Most of us have experienced that nauseating awkwardness - the physically agonizing discomfort - of sitting through a comedy show that’s just not going right. That shifting in the seat when a joke falls flat. That cacophonous cough when a pun doesn’t receive the laughing track that was anticipated. Nobody characterizes that experience better than David Grossman in his most recent novel, A Horse Walks Into A Bar. Translated from Hebrew, this novel recounts the sometimes-magical-sometimes-excruciatingly-unsuccessful final standup of Dov Greenstein, an Israeli comic at a dive bar in Netanya, north of Tel Aviv. Over the course of his two-hour act, sprinkled with Holocaust jokes and ‘humorous’ stabs at the audience, Dov relates the battered tale of his life — what’s led him to his disturbed state, as a comedian today.
Through a crisis of a comedy performance, Dov recaps the misery of his existence: his disordered relationship with his parents; his loneliness as a child; his life as that weird guy. And while there are actual moments of magic, ones acknowledged by audience member Avishai, a retired judge and childhood friend of Dov, the show is mostly a crap shoot. Few audience members stick around until the end of the show, but Avishai - who ultimately recognizes that Dov is fatally ill; who knew Dov but was unaware of his messed up history; whose ‘job’ as a audience member is to report to Dov ‘what he sees’ in the man on stage - is one of the audience members who stay.
So really, it’s a show of humanity. A grotesque, circus-like exhibition of something human, something real.

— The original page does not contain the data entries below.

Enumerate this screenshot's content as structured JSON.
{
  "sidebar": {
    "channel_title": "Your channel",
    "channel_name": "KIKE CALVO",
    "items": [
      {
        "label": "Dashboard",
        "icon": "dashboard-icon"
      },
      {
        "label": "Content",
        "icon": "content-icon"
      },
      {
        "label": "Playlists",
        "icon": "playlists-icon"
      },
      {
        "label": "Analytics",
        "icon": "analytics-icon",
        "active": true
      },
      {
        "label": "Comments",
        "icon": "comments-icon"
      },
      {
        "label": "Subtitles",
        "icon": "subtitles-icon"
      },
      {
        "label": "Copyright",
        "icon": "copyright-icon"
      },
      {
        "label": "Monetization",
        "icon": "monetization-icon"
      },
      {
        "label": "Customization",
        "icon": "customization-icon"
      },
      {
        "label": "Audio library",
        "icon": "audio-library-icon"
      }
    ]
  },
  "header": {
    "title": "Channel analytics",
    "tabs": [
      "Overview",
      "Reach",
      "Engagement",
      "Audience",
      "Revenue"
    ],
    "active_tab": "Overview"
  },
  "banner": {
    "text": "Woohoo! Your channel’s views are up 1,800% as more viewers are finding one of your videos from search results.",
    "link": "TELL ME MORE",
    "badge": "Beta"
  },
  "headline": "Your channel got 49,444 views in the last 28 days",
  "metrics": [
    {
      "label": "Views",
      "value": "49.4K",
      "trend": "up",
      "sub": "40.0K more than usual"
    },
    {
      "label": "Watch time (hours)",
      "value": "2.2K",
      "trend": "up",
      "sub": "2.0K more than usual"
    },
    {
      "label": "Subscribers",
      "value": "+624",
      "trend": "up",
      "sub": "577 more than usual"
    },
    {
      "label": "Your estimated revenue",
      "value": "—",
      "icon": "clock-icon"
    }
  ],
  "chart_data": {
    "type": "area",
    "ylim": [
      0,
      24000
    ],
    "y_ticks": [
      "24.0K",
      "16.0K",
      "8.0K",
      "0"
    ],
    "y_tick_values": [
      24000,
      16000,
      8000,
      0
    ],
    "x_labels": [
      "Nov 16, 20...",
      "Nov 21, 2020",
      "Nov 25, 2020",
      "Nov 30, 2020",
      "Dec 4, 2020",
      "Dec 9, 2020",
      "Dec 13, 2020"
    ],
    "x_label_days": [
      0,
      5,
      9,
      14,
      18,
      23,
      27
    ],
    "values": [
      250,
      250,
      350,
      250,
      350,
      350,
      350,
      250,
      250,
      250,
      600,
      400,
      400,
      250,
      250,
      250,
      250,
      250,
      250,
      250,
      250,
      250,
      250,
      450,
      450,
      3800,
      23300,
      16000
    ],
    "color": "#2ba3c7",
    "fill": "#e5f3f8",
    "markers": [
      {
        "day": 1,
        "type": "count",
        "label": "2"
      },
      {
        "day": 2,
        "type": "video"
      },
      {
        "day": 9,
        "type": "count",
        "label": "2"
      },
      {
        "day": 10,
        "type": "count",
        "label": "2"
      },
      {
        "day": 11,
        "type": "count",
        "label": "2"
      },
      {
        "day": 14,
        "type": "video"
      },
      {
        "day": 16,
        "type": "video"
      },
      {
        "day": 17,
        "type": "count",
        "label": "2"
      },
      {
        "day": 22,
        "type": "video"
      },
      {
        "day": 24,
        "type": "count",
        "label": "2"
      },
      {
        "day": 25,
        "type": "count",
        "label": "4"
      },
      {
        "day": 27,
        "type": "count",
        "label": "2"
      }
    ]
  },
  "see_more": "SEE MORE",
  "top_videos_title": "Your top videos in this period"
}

David Grossman is a master of this — transcribing the real onto the written page. As an Israeli myself, the sound of Grossman’s name is familiar in my household. He’s one of the most renowned Israeli authors; his novels and short stories have amassed a number of honors, including the Peace Prize of the German Book Trade, the Sapir Prize, and others. His works have also been translated into more than 30 languages.
I have to admit, I’ve always been hesitant of reading translated works. I recognize the weight a writer places on each word, constructing a sentence mindfully, like stringing together the pieces of a puzzle. At least that’s how I write. But even translated, Grossman’s writing is uniquely profound — a poetic colloquialism. He’s masterful at the slow drip of information, the way something unabashedly, crudely, grotesquely true begins; you start seeing the shape of something candid behind the veil of performance.
Grossman’s writing allows you to hear Dov’s stand-up performance, feel its knee-jerk awkwardness, as if you’re there in real time. As Avishai himself professes, the whole standup, Dov is “veering off an internal detour,” (109). Telling a tasteless Holocaust joke, hearing it deflate, and diving into a tangent about his mother’s experience in a train car during World War II. You read and you hear the scattered chuckles from an audience unsure of how to gauge a performer: the response to a stand-up treading the elusive line between too far and just far enough. And that story-telling ability is distinctly Grossman (or Dov?), even in translation.
So that discomfort that Grossman achieves? It works. The novel reads quickly, conversationally. The characters are human, the stories are human, and its humanity is pretty captivating. I had a tough time putting this book down.